Complications related to surgery may include:

  • UTI
  • urinary tract obstruction
  • pouch stones
  • erectile dysfunction
  • vaginal narrowing
  • urinary leak

Surgeons take steps to minimize the risk of complications of surgery. If complications do develop, a person’s doctor can recommend suitable treatments.

According to the American Cancer Society, the 5-year relative survival rate for regional bladder cancer, which can include stage 3 bladder cancer, is 39%.

This means about 39% of people diagnosed with stage 3 bladder cancer will still be alive 5 years after their diagnosis.

Several factors can impact survival, such as:

  • a person’s age
  • a person’s overall health
  • how the cancer responds to treatment

A doctor can provide a better understanding of an individual’s outlook.

A relative survival rate helps give an idea of how long a person with a particular condition may live after receiving a diagnosis compared with people without the condition.

For example, if the 5-year relative survival rate is 70%, that means a person with the condition is 70% as likely to live for 5 years as someone without the condition.

It is important to remember that these figures are estimates.
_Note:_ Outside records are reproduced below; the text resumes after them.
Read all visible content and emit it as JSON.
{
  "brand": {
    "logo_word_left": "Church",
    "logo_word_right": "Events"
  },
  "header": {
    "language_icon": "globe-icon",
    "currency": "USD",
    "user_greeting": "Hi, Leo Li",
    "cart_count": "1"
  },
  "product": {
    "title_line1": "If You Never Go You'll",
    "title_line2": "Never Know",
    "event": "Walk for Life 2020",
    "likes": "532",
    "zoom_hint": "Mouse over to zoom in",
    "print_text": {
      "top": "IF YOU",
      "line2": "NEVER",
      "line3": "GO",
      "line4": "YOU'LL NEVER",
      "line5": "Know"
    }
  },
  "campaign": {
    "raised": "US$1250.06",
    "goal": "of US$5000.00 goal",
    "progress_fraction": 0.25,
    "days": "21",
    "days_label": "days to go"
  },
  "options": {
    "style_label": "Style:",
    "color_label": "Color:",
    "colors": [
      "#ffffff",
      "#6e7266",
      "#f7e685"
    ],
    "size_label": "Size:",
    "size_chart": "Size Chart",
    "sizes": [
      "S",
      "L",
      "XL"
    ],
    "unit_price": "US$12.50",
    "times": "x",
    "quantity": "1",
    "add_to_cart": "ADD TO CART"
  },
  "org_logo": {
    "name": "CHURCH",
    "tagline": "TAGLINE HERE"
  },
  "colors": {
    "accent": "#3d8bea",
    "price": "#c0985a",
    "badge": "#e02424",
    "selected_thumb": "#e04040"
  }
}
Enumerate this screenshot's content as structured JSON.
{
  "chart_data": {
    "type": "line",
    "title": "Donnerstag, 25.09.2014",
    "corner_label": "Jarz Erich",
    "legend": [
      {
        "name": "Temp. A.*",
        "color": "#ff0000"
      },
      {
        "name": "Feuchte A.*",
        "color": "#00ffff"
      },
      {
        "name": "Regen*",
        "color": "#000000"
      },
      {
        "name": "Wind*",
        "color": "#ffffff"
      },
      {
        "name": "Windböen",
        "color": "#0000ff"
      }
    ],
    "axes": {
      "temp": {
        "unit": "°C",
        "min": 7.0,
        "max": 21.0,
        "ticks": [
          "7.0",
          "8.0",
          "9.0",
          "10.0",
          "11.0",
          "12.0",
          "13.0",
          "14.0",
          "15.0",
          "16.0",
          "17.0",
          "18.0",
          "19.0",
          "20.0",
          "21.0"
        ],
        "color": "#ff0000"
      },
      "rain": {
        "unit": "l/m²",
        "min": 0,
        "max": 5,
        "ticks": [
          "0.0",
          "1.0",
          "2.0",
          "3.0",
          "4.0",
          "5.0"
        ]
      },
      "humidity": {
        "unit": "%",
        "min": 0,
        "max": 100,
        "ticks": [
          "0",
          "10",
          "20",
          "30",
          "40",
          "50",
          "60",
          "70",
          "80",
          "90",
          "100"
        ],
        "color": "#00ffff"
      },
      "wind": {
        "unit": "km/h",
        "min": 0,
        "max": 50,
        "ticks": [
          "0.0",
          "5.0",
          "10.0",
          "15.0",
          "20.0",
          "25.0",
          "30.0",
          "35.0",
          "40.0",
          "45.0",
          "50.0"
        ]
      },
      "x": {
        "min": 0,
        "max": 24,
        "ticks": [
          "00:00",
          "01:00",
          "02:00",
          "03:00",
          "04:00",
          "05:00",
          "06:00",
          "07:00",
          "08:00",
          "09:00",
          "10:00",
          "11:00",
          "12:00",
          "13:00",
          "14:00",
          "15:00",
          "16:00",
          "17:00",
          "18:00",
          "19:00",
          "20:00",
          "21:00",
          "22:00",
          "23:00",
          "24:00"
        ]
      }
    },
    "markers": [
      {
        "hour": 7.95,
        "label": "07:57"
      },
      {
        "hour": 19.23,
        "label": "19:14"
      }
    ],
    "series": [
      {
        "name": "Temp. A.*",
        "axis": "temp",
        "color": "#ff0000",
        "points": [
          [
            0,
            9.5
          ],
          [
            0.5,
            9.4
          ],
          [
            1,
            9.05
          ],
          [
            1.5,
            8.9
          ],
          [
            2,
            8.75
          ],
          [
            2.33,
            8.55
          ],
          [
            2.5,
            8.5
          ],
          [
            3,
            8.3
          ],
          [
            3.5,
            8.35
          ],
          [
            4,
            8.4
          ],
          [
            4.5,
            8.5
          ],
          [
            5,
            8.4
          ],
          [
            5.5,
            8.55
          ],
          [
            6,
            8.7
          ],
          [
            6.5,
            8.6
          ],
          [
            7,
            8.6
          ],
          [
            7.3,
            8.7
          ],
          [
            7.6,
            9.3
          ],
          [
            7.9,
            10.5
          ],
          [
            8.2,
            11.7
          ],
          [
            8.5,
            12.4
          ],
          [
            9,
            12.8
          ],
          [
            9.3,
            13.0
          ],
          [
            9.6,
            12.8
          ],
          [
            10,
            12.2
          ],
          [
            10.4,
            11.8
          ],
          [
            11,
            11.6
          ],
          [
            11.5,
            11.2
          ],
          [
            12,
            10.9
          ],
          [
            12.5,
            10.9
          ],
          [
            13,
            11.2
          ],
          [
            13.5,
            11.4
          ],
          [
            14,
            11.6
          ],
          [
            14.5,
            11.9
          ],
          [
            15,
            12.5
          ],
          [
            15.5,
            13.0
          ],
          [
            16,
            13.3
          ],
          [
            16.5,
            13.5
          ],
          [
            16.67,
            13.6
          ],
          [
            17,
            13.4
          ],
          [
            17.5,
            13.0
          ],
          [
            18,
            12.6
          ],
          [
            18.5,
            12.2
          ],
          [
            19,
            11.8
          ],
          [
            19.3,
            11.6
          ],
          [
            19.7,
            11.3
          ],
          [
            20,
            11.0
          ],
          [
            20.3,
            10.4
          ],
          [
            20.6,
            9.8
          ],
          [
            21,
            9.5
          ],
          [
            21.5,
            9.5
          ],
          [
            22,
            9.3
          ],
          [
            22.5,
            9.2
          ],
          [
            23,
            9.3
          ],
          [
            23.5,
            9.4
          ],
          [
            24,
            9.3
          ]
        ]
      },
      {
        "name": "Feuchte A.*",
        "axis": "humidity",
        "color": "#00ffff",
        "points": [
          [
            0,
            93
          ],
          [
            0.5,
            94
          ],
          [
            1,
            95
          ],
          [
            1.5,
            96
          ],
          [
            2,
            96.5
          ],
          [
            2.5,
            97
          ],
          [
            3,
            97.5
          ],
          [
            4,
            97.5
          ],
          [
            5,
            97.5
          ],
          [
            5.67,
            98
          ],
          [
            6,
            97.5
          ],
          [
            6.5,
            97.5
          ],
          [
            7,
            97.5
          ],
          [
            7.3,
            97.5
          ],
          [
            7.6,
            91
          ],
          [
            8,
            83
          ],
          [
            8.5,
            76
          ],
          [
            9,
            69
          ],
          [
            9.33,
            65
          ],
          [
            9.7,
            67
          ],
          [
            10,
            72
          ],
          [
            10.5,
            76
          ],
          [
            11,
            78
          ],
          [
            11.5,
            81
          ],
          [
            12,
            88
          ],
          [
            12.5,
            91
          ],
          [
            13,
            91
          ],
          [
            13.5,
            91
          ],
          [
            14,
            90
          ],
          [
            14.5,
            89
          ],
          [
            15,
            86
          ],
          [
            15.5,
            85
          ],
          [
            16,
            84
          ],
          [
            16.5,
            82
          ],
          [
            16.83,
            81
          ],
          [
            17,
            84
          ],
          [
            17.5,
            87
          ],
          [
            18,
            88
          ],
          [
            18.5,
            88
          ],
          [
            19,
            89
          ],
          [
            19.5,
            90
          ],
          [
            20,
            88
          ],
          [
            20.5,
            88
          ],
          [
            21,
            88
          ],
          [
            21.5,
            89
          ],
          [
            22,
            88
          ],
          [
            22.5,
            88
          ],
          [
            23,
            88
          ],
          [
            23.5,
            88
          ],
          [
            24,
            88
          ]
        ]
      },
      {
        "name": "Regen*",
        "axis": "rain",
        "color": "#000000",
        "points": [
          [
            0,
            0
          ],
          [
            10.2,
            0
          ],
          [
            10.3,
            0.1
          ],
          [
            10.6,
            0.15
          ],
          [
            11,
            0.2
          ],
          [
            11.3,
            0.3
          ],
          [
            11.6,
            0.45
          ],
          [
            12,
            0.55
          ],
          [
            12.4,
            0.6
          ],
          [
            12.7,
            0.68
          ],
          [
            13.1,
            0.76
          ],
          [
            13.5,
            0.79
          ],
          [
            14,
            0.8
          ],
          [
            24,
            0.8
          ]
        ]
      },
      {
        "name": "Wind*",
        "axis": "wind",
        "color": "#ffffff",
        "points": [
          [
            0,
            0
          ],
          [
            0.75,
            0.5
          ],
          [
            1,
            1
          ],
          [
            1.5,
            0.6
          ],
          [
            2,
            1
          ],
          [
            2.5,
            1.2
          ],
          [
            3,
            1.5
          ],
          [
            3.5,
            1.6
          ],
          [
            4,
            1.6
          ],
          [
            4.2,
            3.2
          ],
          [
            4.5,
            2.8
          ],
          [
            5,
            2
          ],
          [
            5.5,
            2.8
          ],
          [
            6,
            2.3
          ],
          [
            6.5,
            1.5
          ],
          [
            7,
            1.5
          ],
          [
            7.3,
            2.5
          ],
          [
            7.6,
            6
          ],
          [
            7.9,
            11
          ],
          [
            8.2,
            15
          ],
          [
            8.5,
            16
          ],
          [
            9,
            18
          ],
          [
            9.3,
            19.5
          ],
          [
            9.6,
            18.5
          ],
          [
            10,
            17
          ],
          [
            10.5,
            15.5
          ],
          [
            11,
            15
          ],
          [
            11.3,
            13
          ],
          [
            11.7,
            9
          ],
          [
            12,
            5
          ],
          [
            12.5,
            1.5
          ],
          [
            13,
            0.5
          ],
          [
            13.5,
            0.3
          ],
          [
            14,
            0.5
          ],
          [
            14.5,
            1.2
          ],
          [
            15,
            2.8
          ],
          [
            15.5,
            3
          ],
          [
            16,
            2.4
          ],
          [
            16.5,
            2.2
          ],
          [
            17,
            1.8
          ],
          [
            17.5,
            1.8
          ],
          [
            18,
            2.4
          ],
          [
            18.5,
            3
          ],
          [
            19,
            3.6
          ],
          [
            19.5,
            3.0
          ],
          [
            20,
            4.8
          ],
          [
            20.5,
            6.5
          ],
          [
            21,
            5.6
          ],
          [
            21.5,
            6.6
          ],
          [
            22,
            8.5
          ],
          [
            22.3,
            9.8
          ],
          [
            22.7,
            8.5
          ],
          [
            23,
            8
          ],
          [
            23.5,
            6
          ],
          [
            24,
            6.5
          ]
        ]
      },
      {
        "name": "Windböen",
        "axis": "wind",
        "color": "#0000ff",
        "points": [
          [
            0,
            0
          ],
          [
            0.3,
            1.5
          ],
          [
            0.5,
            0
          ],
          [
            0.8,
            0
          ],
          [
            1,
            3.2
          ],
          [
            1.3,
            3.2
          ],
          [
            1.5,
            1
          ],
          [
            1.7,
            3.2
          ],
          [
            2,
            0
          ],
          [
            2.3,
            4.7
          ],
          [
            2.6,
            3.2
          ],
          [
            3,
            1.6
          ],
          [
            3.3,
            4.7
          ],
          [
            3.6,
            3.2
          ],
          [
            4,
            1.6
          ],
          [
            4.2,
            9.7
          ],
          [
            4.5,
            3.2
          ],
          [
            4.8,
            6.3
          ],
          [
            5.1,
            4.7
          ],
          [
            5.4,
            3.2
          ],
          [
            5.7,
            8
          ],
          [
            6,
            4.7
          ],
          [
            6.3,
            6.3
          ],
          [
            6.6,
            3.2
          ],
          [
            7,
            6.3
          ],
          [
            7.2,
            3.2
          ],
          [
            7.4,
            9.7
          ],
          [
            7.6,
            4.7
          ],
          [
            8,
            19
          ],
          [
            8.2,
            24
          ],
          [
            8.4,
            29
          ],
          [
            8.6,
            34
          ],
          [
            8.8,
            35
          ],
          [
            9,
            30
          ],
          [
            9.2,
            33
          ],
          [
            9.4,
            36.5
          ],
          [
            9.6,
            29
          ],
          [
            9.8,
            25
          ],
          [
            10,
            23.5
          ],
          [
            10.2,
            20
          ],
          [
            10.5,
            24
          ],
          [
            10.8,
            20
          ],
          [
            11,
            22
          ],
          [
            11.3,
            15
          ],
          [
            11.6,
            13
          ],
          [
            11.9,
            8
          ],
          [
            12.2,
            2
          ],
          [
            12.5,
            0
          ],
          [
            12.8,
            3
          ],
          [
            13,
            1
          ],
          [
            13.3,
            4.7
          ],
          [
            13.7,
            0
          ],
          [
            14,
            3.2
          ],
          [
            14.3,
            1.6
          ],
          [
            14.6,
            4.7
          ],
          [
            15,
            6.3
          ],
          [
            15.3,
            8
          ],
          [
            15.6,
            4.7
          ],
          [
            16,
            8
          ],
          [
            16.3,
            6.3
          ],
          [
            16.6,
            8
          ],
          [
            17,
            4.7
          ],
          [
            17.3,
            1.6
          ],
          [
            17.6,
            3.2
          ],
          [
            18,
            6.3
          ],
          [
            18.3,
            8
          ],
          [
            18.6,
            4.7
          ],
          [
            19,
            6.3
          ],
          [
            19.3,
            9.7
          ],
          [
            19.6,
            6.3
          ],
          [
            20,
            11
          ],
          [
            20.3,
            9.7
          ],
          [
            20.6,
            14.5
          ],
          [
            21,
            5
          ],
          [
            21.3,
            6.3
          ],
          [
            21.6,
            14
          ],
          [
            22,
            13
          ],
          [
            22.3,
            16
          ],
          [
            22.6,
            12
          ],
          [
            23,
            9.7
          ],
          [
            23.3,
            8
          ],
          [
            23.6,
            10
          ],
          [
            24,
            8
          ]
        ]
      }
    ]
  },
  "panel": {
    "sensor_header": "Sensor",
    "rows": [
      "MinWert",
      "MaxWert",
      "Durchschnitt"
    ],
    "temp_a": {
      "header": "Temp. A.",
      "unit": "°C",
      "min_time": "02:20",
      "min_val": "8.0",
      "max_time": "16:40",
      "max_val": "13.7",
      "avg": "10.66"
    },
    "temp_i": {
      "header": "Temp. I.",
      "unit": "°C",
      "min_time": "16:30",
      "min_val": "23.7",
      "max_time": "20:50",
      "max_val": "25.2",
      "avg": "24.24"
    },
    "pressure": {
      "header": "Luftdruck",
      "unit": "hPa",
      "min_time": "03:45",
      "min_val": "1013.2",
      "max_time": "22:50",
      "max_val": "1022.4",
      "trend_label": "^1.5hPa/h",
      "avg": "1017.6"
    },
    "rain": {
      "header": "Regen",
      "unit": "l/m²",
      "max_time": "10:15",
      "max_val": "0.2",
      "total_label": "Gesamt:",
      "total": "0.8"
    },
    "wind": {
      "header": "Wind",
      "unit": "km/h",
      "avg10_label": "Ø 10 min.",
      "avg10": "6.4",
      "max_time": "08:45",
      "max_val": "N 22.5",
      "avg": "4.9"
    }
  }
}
A person can consult a healthcare professional about how their condition may affect them.

Was this helpful?

Stage 3 bladder cancer is an advanced form of bladder cancer. It typically requires surgery to treat. Doctors may also recommend standard therapies, such as chemotherapy and radiation therapy.

The main symptom of bladder cancer is blood in the urine. As the cancer advances, a person may experience other symptoms or symptoms that worsen over time.

It is best for a person to contact a doctor as soon as they have concerns about bladder cancer. The doctor can order tests to confirm the diagnosis and grade the cancer to recommend the best treatment options.